Le sport comme appui à la sobriété — ce qui aide vraiment
"Va faire du sport" est un conseil courant en début de sobriété, et il n'est pas faux : l'activité physique aide vraiment l'humeur, le sommeil et la gestion des envies. Mais mal utilisé, il devient un nouveau projet tout ou rien qui s'ajoute à une période déjà exigeante. Le sport fonctionne le mieux en début de sobriété quand on l'aborde avec la même patience que le reste du rétablissement : petit, régulier, indulgent plutôt qu'intense et parfait.
Pourquoi le mouvement aide plus qu'on ne le croit
L'activité physique active les mêmes grandes catégories de chimie du bien-être que stimulait autrefois l'alcool : neurotransmetteurs liés à l'humeur, hormones du stress remises en équilibre, et un vrai sentiment de récompense, même plus modeste. Elle améliore aussi directement la qualité du sommeil, souvent perturbée en début de sobriété, et donne aux envies un endroit physique où aller plutôt que de rester logées dans le corps sans réponse. Rien de tout cela n'exige de l'intensité : une marche rapide de 20 minutes accomplit un travail réel et mesurable.

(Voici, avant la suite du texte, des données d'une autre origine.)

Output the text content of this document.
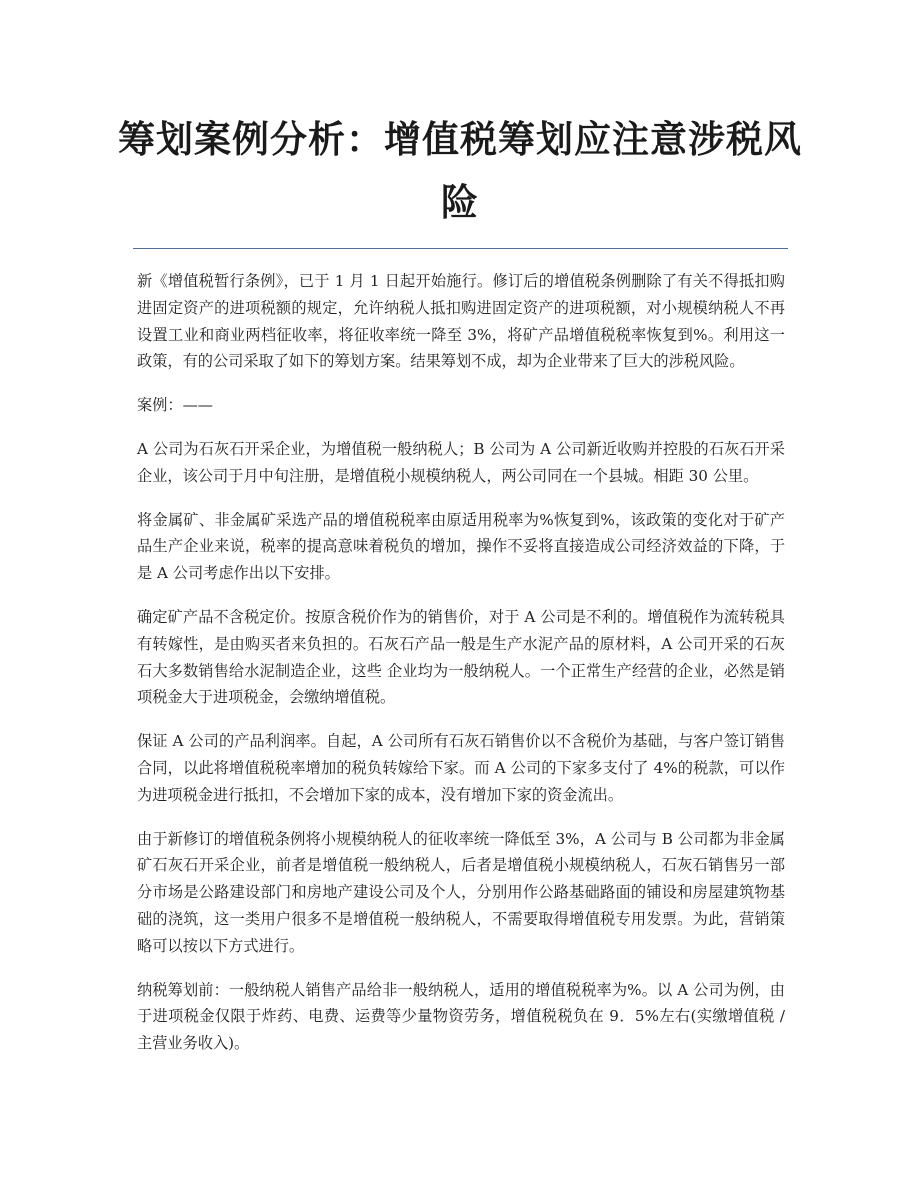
筹划案例分析：增值税筹划应注意涉税风险

新《增值税暂行条例》，已于 1 月 1 日起开始施行。修订后的增值税条例删除了有关不得抵扣购进固定资产的进项税额的规定，允许纳税人抵扣购进固定资产的进项税额，对小规模纳税人不再设置工业和商业两档征收率，将征收率统一降至 3%，将矿产品增值税税率恢复到%。利用这一政策，有的公司采取了如下的筹划方案。结果筹划不成，却为企业带来了巨大的涉税风险。

案例：——

A 公司为石灰石开采企业，为增值税一般纳税人；B 公司为 A 公司新近收购并控股的石灰石开采企业，该公司于月中旬注册，是增值税小规模纳税人，两公司同在一个县城。相距 30 公里。

将金属矿、非金属矿采选产品的增值税税率由原适用税率为%恢复到%，该政策的变化对于矿产品生产企业来说，税率的提高意味着税负的增加，操作不妥将直接造成公司经济效益的下降，于是 A 公司考虑作出以下安排。

确定矿产品不含税定价。按原含税价作为的销售价，对于 A 公司是不利的。增值税作为流转税具有转嫁性，是由购买者来负担的。石灰石产品一般是生产水泥产品的原材料，A 公司开采的石灰石大多数销售给水泥制造企业，这些 企业均为一般纳税人。一个正常生产经营的企业，必然是销项税金大于进项税金，会缴纳增值税。

保证 A 公司的产品利润率。自起，A 公司所有石灰石销售价以不含税价为基础，与客户签订销售合同，以此将增值税税率增加的税负转嫁给下家。而 A 公司的下家多支付了 4%的税款，可以作为进项税金进行抵扣，不会增加下家的成本，没有增加下家的资金流出。

由于新修订的增值税条例将小规模纳税人的征收率统一降低至 3%，A 公司与 B 公司都为非金属矿石灰石开采企业，前者是增值税一般纳税人，后者是增值税小规模纳税人，石灰石销售另一部分市场是公路建设部门和房地产建设公司及个人，分别用作公路基础路面的铺设和房屋建筑物基础的浇筑，这一类用户很多不是增值税一般纳税人，不需要取得增值税专用发票。为此，营销策略可以按以下方式进行。

纳税筹划前：一般纳税人销售产品给非一般纳税人，适用的增值税税率为%。以 A 公司为例，由于进项税金仅限于炸药、电费、运费等少量物资劳务，增值税税负在 9．5%左右(实缴增值税 / 主营业务收入)。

Éviter de remplacer une habitude tout ou rien par une autre
Un piège fréquent consiste à traiter le sport comme on traitait autrefois l'alcool : pratiqué intensément pendant un moment, puis totalement abandonné après une semaine manquée, suivi de culpabilité. Ce schéma sape justement ce que le sport est censé soutenir : un sentiment de maîtrise stable. Il aide de traiter les séances manquées comme on voudrait traiter une mauvaise journée de sobriété en général : reconnue, sans dramatiser, suivie simplement d'un retour la fois d'après.
Adapter le type de mouvement à l'humeur du moment
Différentes situations appellent différents types de mouvement. Une soirée agitée et anxieuse répond souvent mieux à quelque chose de rythmé et répétitif — marche, vélo, natation — qui donne à l'esprit un cadre où se poser. Une humeur basse ou un manque d'énergie répond parfois mieux à quelque chose de social ou en extérieur, comme un cours collectif ou une marche accompagnée. Il n'existe pas un sport "correct" pour la sobriété : la question utile est ce dont une envie ou une humeur précise a réellement besoin sur le moment.
Le moment compte autant que l'activité elle-même
Beaucoup de personnes en début de sobriété remarquent que certains créneaux de la journée — souvent en début de soirée — portent plus d'envie ou d'agitation que d'autres. Programmer le mouvement précisément dans ces créneaux, plutôt que quand c'est pratique, transforme le sport en véritable substitut d'une habitude qui occupait ce même créneau, et pas seulement en activité saine faite à un autre moment.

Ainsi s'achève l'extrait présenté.